History and Significance of Gold – New York Loan Company’s Number One Commodity

New York Loan Company primarily loans against and buys gold jewelry and fine watches.  Clients often have questions about gold and the gold market. Gold has been in forefront of the public’s mind recently, due to its increased value and the subsequent “cash for gold” shops that popped up just about everywhere. The history and significance of gold is long and challenging, but having even a little knowledge of one of our most valuable resources might benefit you. Jordan Tabach-Bank, the owner and CEO of Beverly Loan Company and New York Loan Company, points out “About 50% of gold mined is used for jewelry, which, of course, is our concentration.” He continues, “It’s important for myself and my staff to have a strong knowledge of gold, and other precious metals including silver and platinum.”

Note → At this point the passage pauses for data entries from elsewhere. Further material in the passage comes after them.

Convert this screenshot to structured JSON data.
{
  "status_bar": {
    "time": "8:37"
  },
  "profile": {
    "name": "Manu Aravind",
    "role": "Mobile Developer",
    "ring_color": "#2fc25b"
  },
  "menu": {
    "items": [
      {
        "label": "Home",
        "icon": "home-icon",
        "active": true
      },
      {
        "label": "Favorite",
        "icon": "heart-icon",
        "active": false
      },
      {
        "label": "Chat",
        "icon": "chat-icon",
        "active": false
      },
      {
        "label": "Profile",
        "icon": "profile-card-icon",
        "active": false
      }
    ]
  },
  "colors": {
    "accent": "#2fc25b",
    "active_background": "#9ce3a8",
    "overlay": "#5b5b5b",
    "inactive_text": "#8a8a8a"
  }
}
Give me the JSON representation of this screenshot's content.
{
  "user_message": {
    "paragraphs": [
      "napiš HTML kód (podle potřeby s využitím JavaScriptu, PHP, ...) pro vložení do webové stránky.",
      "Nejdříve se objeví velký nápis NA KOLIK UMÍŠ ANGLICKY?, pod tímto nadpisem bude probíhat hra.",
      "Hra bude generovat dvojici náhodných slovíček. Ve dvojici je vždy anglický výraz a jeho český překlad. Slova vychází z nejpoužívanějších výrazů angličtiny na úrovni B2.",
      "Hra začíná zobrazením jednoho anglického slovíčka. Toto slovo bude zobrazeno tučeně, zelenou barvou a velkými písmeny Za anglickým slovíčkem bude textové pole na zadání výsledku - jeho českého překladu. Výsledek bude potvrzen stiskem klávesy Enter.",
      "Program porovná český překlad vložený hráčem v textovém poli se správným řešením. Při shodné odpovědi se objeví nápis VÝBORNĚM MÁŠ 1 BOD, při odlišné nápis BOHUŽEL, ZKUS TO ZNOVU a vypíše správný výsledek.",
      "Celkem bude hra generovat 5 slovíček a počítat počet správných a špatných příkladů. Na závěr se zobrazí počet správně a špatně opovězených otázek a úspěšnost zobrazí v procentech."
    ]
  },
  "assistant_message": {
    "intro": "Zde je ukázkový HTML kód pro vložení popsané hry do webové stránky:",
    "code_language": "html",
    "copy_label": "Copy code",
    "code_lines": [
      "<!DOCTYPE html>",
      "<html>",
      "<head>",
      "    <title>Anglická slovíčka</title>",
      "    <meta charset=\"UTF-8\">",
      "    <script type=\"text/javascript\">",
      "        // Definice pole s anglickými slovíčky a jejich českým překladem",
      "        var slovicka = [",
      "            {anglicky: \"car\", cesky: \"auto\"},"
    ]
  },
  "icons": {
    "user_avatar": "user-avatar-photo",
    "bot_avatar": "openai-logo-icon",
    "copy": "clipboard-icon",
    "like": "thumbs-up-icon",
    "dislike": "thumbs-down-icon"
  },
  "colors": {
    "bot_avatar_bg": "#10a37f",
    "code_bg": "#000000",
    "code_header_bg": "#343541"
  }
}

Tabach-Bank is an expert on the price of gold and has been featured on several news programs to discuss the gold market.  Gold has been an important commodity since it was first discovered, and shows no signs of slowing down. Tabach-Bank explains, “New York Loan is a different kind of pawn shop, and we are happy to test, evaluate and loan against your lustrous gold jewelry and answer any questions you may have.”

The first signs of the use of gold came from the Egyptians, who have a long history with the precious metal. They considered it to be a divine, and often associated it with the brilliance of the sun. The Egyptians were the first to smelt gold in 3600 BC, to discover how to alloy gold with other metals, and to create the “lost-melt” technique that is still used in jewelry making today.

The Lydian’s (present day Turkey) were the first to mint coins for trade, although the Romans were the first to use gold coins as a widespread currency system. Great Britain was the earliest country to use the “Gold Standard” as a monetary system, where currency would be fixed to the weight of gold; and in the 19th century, all major countries other than China used the Gold standard.

From the 19th to the 21st century, gold became even more significant as gold rushes took place in the United States. The largest and most famous gold rush took place in 1848 in California, where the discovery of gold caused the population of San Francisco to grow from 1,000 to 25,000 in just two years. In fact, hundreds of ships that were used to bring prospectors to California were abandoned in the harbor because nobody wanted to leave the boomtown. The last American gold rush happened in 1896 in Klondike, Alaska.

The significant role of gold in the world currency systems ended after President Nixon ended the US dollar convertibility to gold in 1971. This in turn resulted in a record per ounce gold price in January 1980. The price again hit a record high 40 years later in 2011, and has stayed considerably high since.  Today there is an estimated 171,300 tonnes (metric ton) of gold around the world in reserves, and of that the United States has about 30%.